[ANN] PropertyFiles.jl - Properties and property files like in Java

I’m very happy to announce my very first published Julia package: PropertyFiles.jl. I really liked the Properties class, when I was working with Java, and thought that replicate this functionality in Julia.

What this package can do

Store string key-value pairs in a dictionary and save it in a file:

julia> using PropertyFiles

julia> p = Properties()
Properties(Dict{String,String}())

julia> setprop(p, "key1", "this is a string")

julia> setprop(p, "key2", 156.0)

julia> getprop(p, "key1")
"this is a string"

julia> getprop(p, "key2")
"156.0"

julia> getprop(p, "not defined key", "default value")
"default value"

julia> store(p, "filename.jlprop")

julia> p1 = load("filename.jlprop")
Properties(Dict("key2"=>"156.0","key1"=>"this is a string"))

More details at the repo, and the docs.

What it can’t do

This package works only with strings and intended for “basic” types like strings and floats/integers (althought the code itself is not restricted to these types).

Notes

The package is not registered (yet) as I have some concerns and wanted to have some community feedback. My main concern is that property is an important part of the type system and the name and functions are maybe confusing (I hope that the package name is not that distractive). My other concern is, that I replicated something that exists in an other language and want to “distribute” it under MIT license. I don’t really understand these licensing things, so I hope it’s ok (I know that Julia itself and most packages are MIT).

1 Like

Congrats! Putting a package together is great fun, and one of my favorite things about julia is how easy this is.
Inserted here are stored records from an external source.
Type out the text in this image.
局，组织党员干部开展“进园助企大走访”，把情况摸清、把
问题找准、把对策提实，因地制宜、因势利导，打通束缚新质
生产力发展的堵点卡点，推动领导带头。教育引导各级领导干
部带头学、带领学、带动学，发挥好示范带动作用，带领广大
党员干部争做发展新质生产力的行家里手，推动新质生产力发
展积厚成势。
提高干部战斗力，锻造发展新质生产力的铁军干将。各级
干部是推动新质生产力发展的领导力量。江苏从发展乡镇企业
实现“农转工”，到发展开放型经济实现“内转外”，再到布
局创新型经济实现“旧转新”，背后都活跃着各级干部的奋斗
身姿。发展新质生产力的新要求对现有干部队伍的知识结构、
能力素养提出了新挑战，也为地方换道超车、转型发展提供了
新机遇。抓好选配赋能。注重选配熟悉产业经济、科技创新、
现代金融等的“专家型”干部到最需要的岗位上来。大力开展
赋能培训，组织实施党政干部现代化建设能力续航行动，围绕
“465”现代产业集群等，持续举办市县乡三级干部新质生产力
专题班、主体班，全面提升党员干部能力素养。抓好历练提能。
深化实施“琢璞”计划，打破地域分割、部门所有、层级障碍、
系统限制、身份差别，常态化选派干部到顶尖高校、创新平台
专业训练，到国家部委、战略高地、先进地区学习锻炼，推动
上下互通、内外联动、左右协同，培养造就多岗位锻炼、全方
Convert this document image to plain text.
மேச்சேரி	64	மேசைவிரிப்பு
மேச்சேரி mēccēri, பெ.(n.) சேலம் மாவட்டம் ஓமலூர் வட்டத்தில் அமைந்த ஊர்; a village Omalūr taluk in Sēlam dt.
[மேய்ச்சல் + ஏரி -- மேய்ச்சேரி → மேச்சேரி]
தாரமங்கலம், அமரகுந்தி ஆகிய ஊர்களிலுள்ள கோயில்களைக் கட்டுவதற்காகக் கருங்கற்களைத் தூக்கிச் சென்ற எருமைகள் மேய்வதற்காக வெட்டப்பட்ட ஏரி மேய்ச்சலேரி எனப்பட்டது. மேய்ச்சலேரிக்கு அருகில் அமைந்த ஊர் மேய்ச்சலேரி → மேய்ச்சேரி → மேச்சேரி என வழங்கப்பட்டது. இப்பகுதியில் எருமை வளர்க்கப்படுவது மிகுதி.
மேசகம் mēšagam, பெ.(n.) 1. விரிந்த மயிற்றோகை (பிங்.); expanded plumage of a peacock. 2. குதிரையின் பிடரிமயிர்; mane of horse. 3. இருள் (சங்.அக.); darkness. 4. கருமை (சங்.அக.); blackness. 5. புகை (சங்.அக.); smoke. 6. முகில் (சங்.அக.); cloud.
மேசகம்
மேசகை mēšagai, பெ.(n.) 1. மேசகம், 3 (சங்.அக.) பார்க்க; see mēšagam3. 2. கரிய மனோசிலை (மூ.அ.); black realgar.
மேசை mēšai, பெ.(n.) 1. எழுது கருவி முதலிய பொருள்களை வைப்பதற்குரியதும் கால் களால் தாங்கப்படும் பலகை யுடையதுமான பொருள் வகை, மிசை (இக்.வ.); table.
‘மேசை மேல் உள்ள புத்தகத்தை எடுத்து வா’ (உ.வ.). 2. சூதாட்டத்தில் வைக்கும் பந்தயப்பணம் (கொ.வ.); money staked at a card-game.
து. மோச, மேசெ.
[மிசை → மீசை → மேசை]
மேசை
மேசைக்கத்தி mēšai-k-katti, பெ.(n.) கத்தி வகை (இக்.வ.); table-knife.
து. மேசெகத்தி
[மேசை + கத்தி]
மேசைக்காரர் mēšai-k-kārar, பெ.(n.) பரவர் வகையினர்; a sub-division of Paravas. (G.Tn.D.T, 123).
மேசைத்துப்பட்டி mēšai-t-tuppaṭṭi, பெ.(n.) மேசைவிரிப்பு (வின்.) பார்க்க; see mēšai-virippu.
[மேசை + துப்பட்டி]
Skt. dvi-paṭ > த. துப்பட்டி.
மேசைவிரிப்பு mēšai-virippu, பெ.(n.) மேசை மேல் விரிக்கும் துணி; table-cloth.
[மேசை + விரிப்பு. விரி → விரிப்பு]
I’m curious what you’re getting out of this that you don’t get out of regular dictionaries and JSON.jl - is it just a different syntax?

julia> p = Dict()
Dict{Any,Any} with 0 entries

julia> p["key1"] = "this is a string"
"this is a string"

julia> p["key2"] = 156.
156.0

julia> get(p, "not defined key", "default")
"default"

julia> get(p, "key1", 0)
"this is a string"

julia> p["key2"]
156.0

julia> using JSON

julia> open("filename.json", "w") do outfile
           JSON.print(outfile, p)
       end

julia> newp = JSON.parsefile("filename.json")
Dict{String,Any} with 2 entries:
  "key2" => 156.0
  "key1" => "this is a string"
5 Likes

Szia and welcome to the Julia community!

What is the advantage of this versus something more standard like a Dictionary coupled with JSON for saving / loading. Compare the following session

julia> using JSON

julia> p = Dict{String,String}()
Dict{String,String} with 0 entries

julia> p["key1"] = "this is a string"
"this is a string"

julia> p["key2"] = string(156.0)
"156.0"

julia> p["key1"]
"this is a string"

julia> p["key2"]
"156.0"

julia> get(p, "not defined key", "default value")
"default value"

julia> open("filename.json", "w") do io
           JSON.print(io, p)
       end

julia> p1 = JSON.parsefile("filename.json")
Dict{String,Any} with 2 entries:
  "key2" => "156.0"
  "key1" => "this is a string"

Looking at the implementation for Properties it basically just forwards everything directly to the corresponding Dict method.

Edit: Sniped!

4 Likes

Wow… beat you by like 2 seconds :laughing:

2 Likes

Yeaah, nothing :smile:. I was so excited about this idea, I didn’t look for alternatives.

:blush:

Yeah, I didn’t think about JSON, this pretty much outperforms my solution on basically everything. :smile:

I decided to forward those methods only for the case if someone needs them for any reason (I don’t need those for my purpose).

1 Like

Since it’s all about the fun and the syntax :wink:

How about changing setprop to setprop! ?
https://docs.julialang.org/en/v1/manual/style-guide/#Append-!-to-names-of-functions-that-modify-their-arguments-1

I see that you already use getprop! for mutating get.

Great! I’ve been there myself :-). It was a good learning experience, I’m sure. Also consider opening issues or making PRs on JSON.jl if there’s something you feel you want that isn’t there.

3 Likes

It’s also very similar to ConfParser:

https://github.com/JuliaIO/ConfParser.jl

I was thinking on it too, but in the end decided against it. But you’re right that setprop! would be better for consistency, I’ll think it through ones more.

Thank you, that looks great! As I mentioned didn’t really looked for alternatives, and checked the registry only for Properties like names. I even forget that it’s basically a configuration file, and should check packages with that name :smile:

It’s not just consistency either. If I see setprop without the !, I will probably assume that it returns a copy of p instead of mutating. I think this is a pretty strong convention.